A1C measures your average blood sugar over the past two to three months. During pregnancy, it naturally runs a bit lower than usual because your body produces and cycles through red blood cells faster. The general target for A1C in pregnancy is 6 to 6.5%, with below 6% considered optimal if you can reach it without your blood sugar dropping too low. However, A1C is not the primary way gestational diabetes is monitored. Your daily finger-stick readings give a much more detailed and actionable picture than a single average over months.

What Happens After Delivery

For most women, blood sugar returns to normal soon after the placenta is delivered, since the placenta is the source of the hormones that were driving insulin resistance. But having gestational diabetes does increase your long-term risk of developing type 2 diabetes.

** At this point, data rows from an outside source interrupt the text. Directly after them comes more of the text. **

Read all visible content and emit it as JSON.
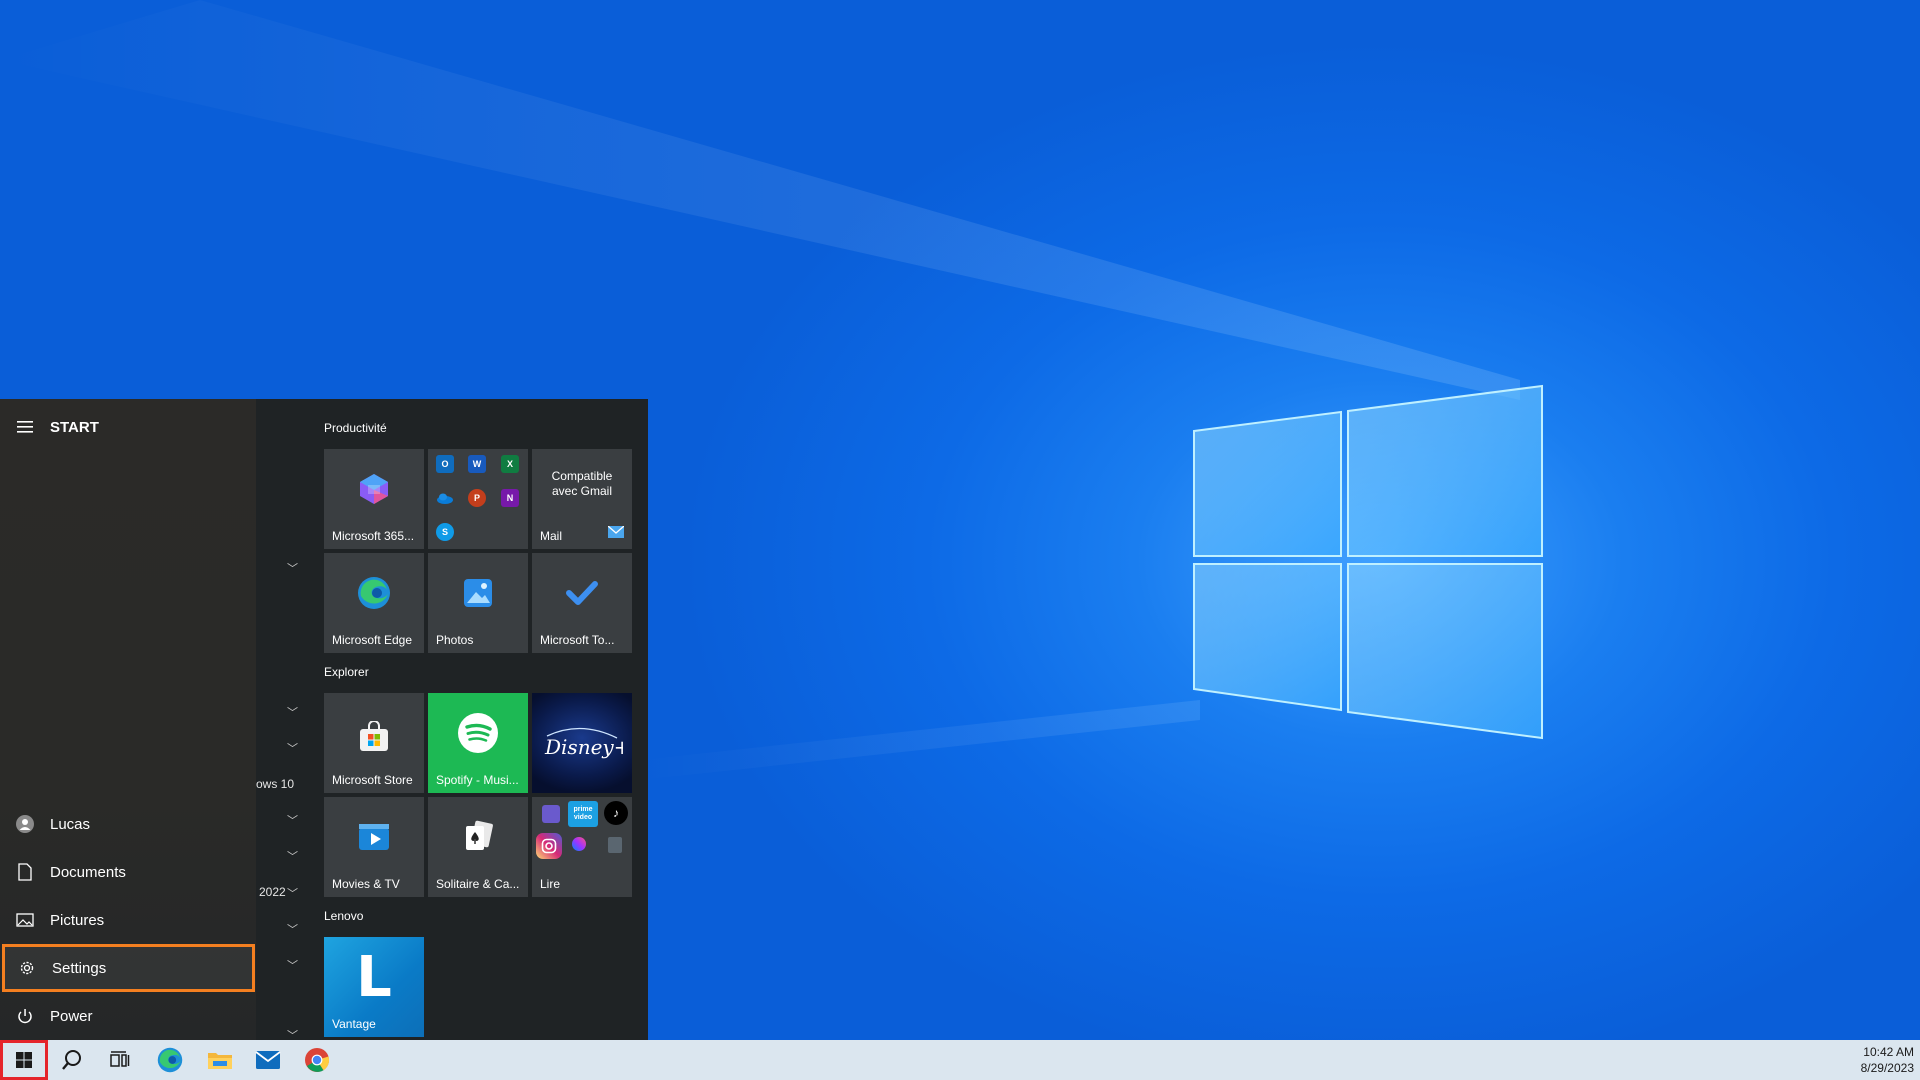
{
  "start_menu": {
    "title": "START",
    "rail": {
      "user": "Lucas",
      "documents": "Documents",
      "pictures": "Pictures",
      "settings": "Settings",
      "power": "Power"
    },
    "app_list_fragments": [
      "ows 10",
      "2022"
    ]
  },
  "groups": {
    "productivite": {
      "title": "Productivité",
      "tiles": {
        "m365": "Microsoft 365...",
        "mail_top": "Compatible avec Gmail",
        "mail": "Mail",
        "edge": "Microsoft Edge",
        "photos": "Photos",
        "todo": "Microsoft To..."
      }
    },
    "explorer": {
      "title": "Explorer",
      "tiles": {
        "store": "Microsoft Store",
        "spotify": "Spotify - Musi...",
        "movies": "Movies & TV",
        "solitaire": "Solitaire & Ca...",
        "lire": "Lire"
      }
    },
    "lenovo": {
      "title": "Lenovo",
      "tiles": {
        "vantage": "Vantage"
      }
    }
  },
  "tile_glyphs": {
    "outlook": "O",
    "word": "W",
    "excel": "X",
    "onedrive": "",
    "powerpoint": "P",
    "onenote": "N",
    "skype": "S",
    "vantage_letter": "L",
    "disney": "Disney+",
    "prime": "prime video"
  },
  "taskbar": {
    "icons": [
      "windows-start-icon",
      "search-icon",
      "task-view-icon",
      "edge-icon",
      "file-explorer-icon",
      "mail-icon",
      "chrome-icon"
    ],
    "time": "10:42 AM",
    "date": "8/29/2023"
  },
  "colors": {
    "accent_highlight": "#f47f20",
    "start_button_outline": "#e5242b",
    "spotify": "#1db954",
    "disney": "#0a1a4a"
  }
}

Current guidelines recommend a follow-up glucose tolerance test between 4 and 12 weeks after delivery. This is a two-hour test using a 75-gram glucose drink.

On that postpartum test, a fasting level of 100 mg/dL or higher signals impaired fasting glucose, and a two-hour level of 140 mg/dL or higher indicates impaired glucose tolerance. A fasting reading of 126 mg/dL or higher, or a two-hour reading of 200 mg/dL or higher, meets the threshold for a diabetes diagnosis. Some hospitals now offer this screening before discharge, within the first two to five days after birth, as an alternative to the later outpatient visit.

Even if your postpartum test comes back normal, continued screening every one to three years is generally recommended, since the elevated risk of type 2 diabetes persists for years after a pregnancy affected by gestational diabetes.